IBM is also deploying blockchain across its own supply chain. It claims that this has reduced the number of disputes and cut the time taken for resolution from over 40 days to less than one week. The solution has also reduced the amount of money IBM has tied up in disputes with suppliers. It is about to move from pilot to full implementation and more details are expected at IBM InterConnect 2017 in two weeks.

Conclusion

IBM gave its blockchain assets to the Linux Foundation run Hyperledger Project last year. Since then it has announced over 25 major blockchain projects ranging from government to banking, supply chain to security. It seems determined to be the largest player in the blockchain market and to set the agenda for the technology going forward.

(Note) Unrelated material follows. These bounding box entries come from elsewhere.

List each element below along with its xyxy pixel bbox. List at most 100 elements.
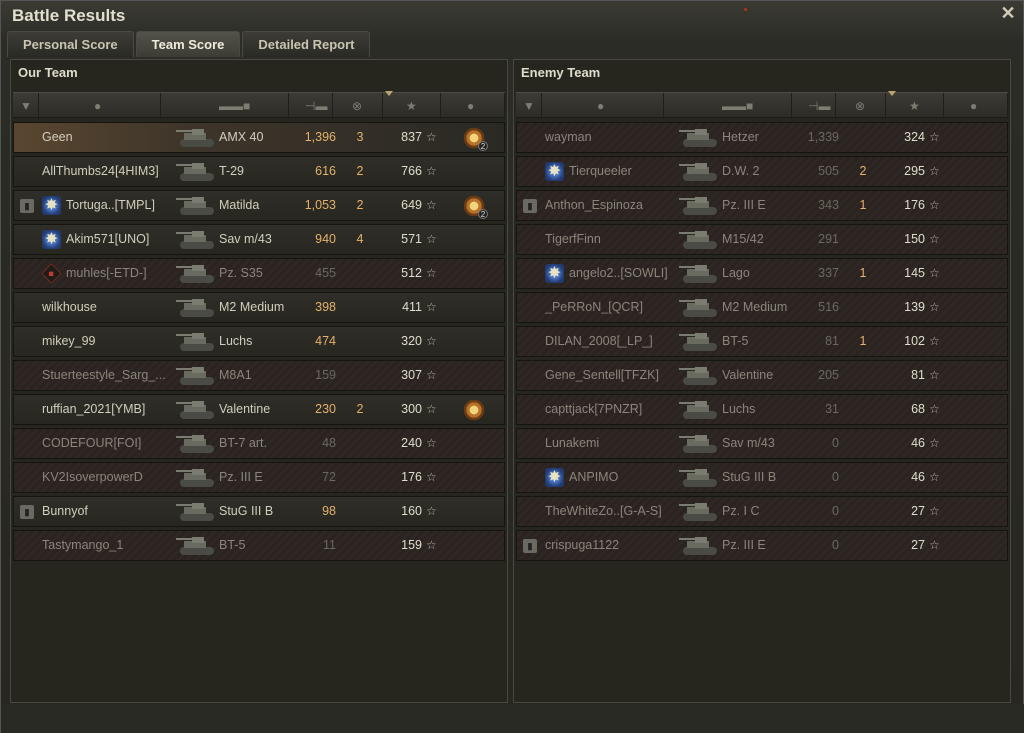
xp-value: 320 xyxy=(401,334,422,348)
player-name[interactable]: DILAN_2008[_LP_] xyxy=(545,327,677,356)
table-row[interactable]: Lunakemi Sav m/43 0 46 ☆ xyxy=(516,428,1008,459)
player-name[interactable]: muhles[-ETD-] xyxy=(66,259,174,288)
kills-value: 3 xyxy=(356,130,364,144)
table-row[interactable]: ✸ angelo2..[SOWLI] Lago 337 1 145 ☆ xyxy=(516,258,1008,289)
enemy-team-title: Enemy Team xyxy=(521,65,601,80)
player-name[interactable]: Stuerteestyle_Sarg_... xyxy=(42,361,174,390)
tank-column-header[interactable]: ▬▬■ xyxy=(664,93,792,119)
enemy-team-column-header: ▼ ● ▬▬■ ⊣▬ ⊗ ★ ● xyxy=(516,91,1008,119)
player-name[interactable]: KV2IsoverpowerD xyxy=(42,463,174,492)
player-name[interactable]: Tortuga..[TMPL] xyxy=(66,191,174,220)
player-name[interactable]: TigerfFinn xyxy=(545,225,677,254)
xp-star-icon: ☆ xyxy=(426,368,437,382)
tank-name: Luchs xyxy=(219,334,253,348)
tab-detailed-report[interactable]: Detailed Report xyxy=(242,31,371,57)
player-name[interactable]: ruffian_2021[YMB] xyxy=(42,395,174,424)
damage-value: 0 xyxy=(832,504,839,518)
medal-column-icon: ● xyxy=(970,99,978,113)
table-row[interactable]: Gene_Sentell[TFZK] Valentine 205 81 ☆ xyxy=(516,360,1008,391)
player-name[interactable]: wayman xyxy=(545,123,677,152)
player-name[interactable]: Anthon_Espinoza xyxy=(545,191,677,220)
medal-count: 2 xyxy=(478,141,488,151)
table-row[interactable]: capttjack[7PNZR] Luchs 31 68 ☆ xyxy=(516,394,1008,425)
table-row[interactable]: AllThumbs24[4HIM3] T-29 616 2 766 ☆ xyxy=(13,156,505,187)
xp-value: 512 xyxy=(401,266,422,280)
player-name[interactable]: Tastymango_1 xyxy=(42,531,174,560)
squad-column-header[interactable]: ▼ xyxy=(13,93,39,119)
damage-value: 230 xyxy=(315,402,336,416)
close-icon[interactable]: ✕ xyxy=(999,4,1017,22)
table-row[interactable]: ✸ ANPIMO StuG III B 0 46 ☆ xyxy=(516,462,1008,493)
player-name[interactable]: AllThumbs24[4HIM3] xyxy=(42,157,174,186)
medal-column-header[interactable]: ● xyxy=(441,93,505,119)
table-row[interactable]: Geen AMX 40 1,396 3 837 ☆ 2 xyxy=(13,122,505,153)
tank-column-header[interactable]: ▬▬■ xyxy=(161,93,289,119)
tab-team-score[interactable]: Team Score xyxy=(135,31,241,57)
tank-icon xyxy=(176,226,218,253)
tank-name: BT-5 xyxy=(722,334,749,348)
table-row[interactable]: ◆ muhles[-ETD-] Pz. S35 455 512 ☆ xyxy=(13,258,505,289)
player-name[interactable]: mikey_99 xyxy=(42,327,174,356)
table-row[interactable]: KV2IsoverpowerD Pz. III E 72 176 ☆ xyxy=(13,462,505,493)
player-name[interactable]: _PeRRoN_[QCR] xyxy=(545,293,677,322)
kills-value xyxy=(853,293,873,322)
player-name[interactable]: Gene_Sentell[TFZK] xyxy=(545,361,677,390)
medal-icon[interactable]: 2 xyxy=(462,126,488,151)
player-name[interactable]: angelo2..[SOWLI] xyxy=(569,259,677,288)
kills-column-header[interactable]: ⊗ xyxy=(333,93,383,119)
clan-emblem-icon: ✸ xyxy=(545,162,564,181)
xp-star-icon: ☆ xyxy=(426,198,437,212)
xp-value: 102 xyxy=(904,334,925,348)
kills-value xyxy=(350,531,370,560)
damage-column-header[interactable]: ⊣▬ xyxy=(289,93,333,119)
player-column-header[interactable]: ● xyxy=(39,93,161,119)
table-row[interactable]: Tastymango_1 BT-5 11 159 ☆ xyxy=(13,530,505,561)
xp-star-icon: ☆ xyxy=(929,334,940,348)
table-row[interactable]: Stuerteestyle_Sarg_... M8A1 159 307 ☆ xyxy=(13,360,505,391)
tank-icon xyxy=(176,498,218,525)
player-name[interactable]: capttjack[7PNZR] xyxy=(545,395,677,424)
kills-value: 1 xyxy=(859,266,867,280)
player-name[interactable]: CODEFOUR[FOI] xyxy=(42,429,174,458)
medal-icon[interactable]: 2 xyxy=(462,194,488,219)
tab-personal-score[interactable]: Personal Score xyxy=(7,31,134,57)
table-row[interactable]: ruffian_2021[YMB] Valentine 230 2 300 ☆ xyxy=(13,394,505,425)
tank-icon xyxy=(176,464,218,491)
table-row[interactable]: TigerfFinn M15/42 291 150 ☆ xyxy=(516,224,1008,255)
table-row[interactable]: _PeRRoN_[QCR] M2 Medium 516 139 ☆ xyxy=(516,292,1008,323)
player-name[interactable]: crispuga1122 xyxy=(545,531,677,560)
table-row[interactable]: TheWhiteZo..[G-A-S] Pz. I C 0 27 ☆ xyxy=(516,496,1008,527)
table-row[interactable]: ▮ crispuga1122 Pz. III E 0 27 ☆ xyxy=(516,530,1008,561)
table-row[interactable]: ✸ Akim571[UNO] Sav m/43 940 4 571 ☆ xyxy=(13,224,505,255)
xp-star-icon: ☆ xyxy=(426,130,437,144)
player-name[interactable]: Lunakemi xyxy=(545,429,677,458)
xp-column-header[interactable]: ★ xyxy=(383,91,441,119)
player-name[interactable]: Geen xyxy=(42,123,174,152)
damage-column-header[interactable]: ⊣▬ xyxy=(792,93,836,119)
medal-icon[interactable] xyxy=(462,398,486,422)
player-column-header[interactable]: ● xyxy=(542,93,664,119)
table-row[interactable]: ▮ ✸ Tortuga..[TMPL] Matilda 1,053 2 649 ☆ 2 xyxy=(13,190,505,221)
table-row[interactable]: DILAN_2008[_LP_] BT-5 81 1 102 ☆ xyxy=(516,326,1008,357)
table-row[interactable]: wayman Hetzer 1,339 324 ☆ xyxy=(516,122,1008,153)
xp-column-header[interactable]: ★ xyxy=(886,91,944,119)
kills-column-header[interactable]: ⊗ xyxy=(836,93,886,119)
squad-column-header[interactable]: ▼ xyxy=(516,93,542,119)
table-row[interactable]: ▮ Bunnyof StuG III B 98 160 ☆ xyxy=(13,496,505,527)
player-name[interactable]: TheWhiteZo..[G-A-S] xyxy=(545,497,677,526)
tank-icon xyxy=(679,532,721,559)
table-row[interactable]: ✸ Tierqueeler D.W. 2 505 2 295 ☆ xyxy=(516,156,1008,187)
tank-name: Matilda xyxy=(219,198,260,212)
player-name[interactable]: Tierqueeler xyxy=(569,157,677,186)
player-name[interactable]: wilkhouse xyxy=(42,293,174,322)
platoon-icon: ▮ xyxy=(20,505,34,519)
xp-star-icon: ☆ xyxy=(426,300,437,314)
table-row[interactable]: wilkhouse M2 Medium 398 411 ☆ xyxy=(13,292,505,323)
medal-column-header[interactable]: ● xyxy=(944,93,1008,119)
player-name[interactable]: ANPIMO xyxy=(569,463,677,492)
table-row[interactable]: CODEFOUR[FOI] BT-7 art. 48 240 ☆ xyxy=(13,428,505,459)
table-row[interactable]: ▮ Anthon_Espinoza Pz. III E 343 1 176 ☆ xyxy=(516,190,1008,221)
table-row[interactable]: mikey_99 Luchs 474 320 ☆ xyxy=(13,326,505,357)
player-name[interactable]: Akim571[UNO] xyxy=(66,225,174,254)
player-name[interactable]: Bunnyof xyxy=(42,497,174,526)
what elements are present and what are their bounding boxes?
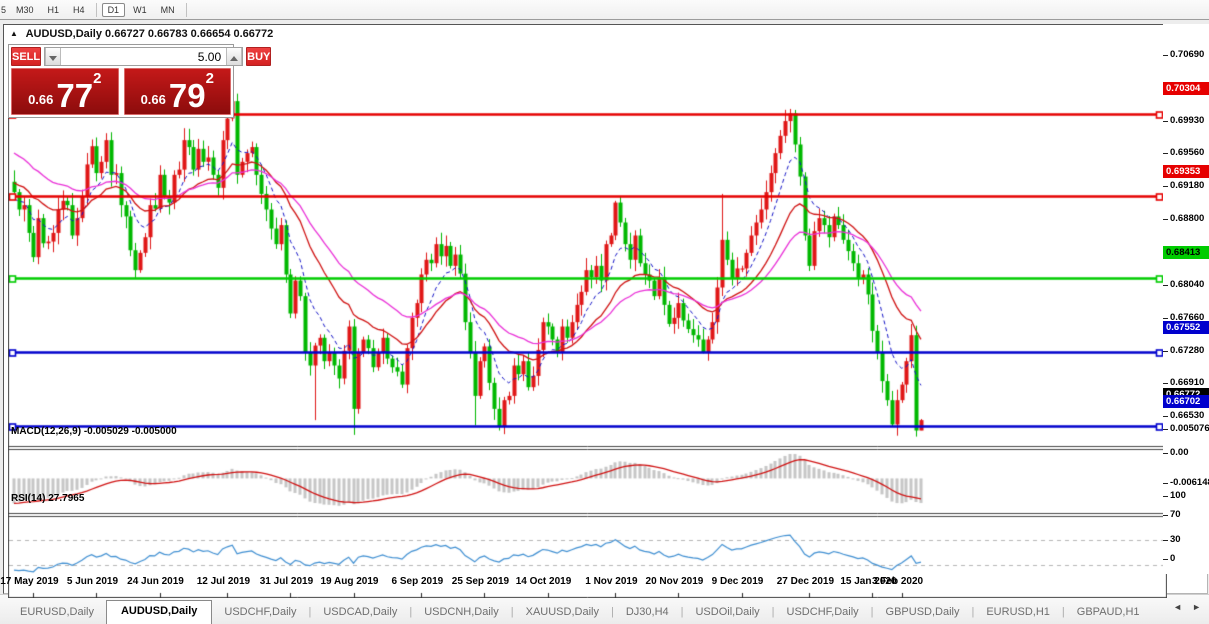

For Maersk and other organisations involved in the supply chain this is good news. This is not just about lowering the costs of managing the paperwork and systems integration. By speeding up the interoperability of blockchain solutions IBM is making it possible to add new customers and systems easily.

There is also a major cost cutting drive taking place in the container shipping market. Carriers are disposing of ships far faster than ever before due to oversupply. It has already claimed a major shipyard in Korea. Maersk will see this deal as giving it a significant competitive advantage over other players.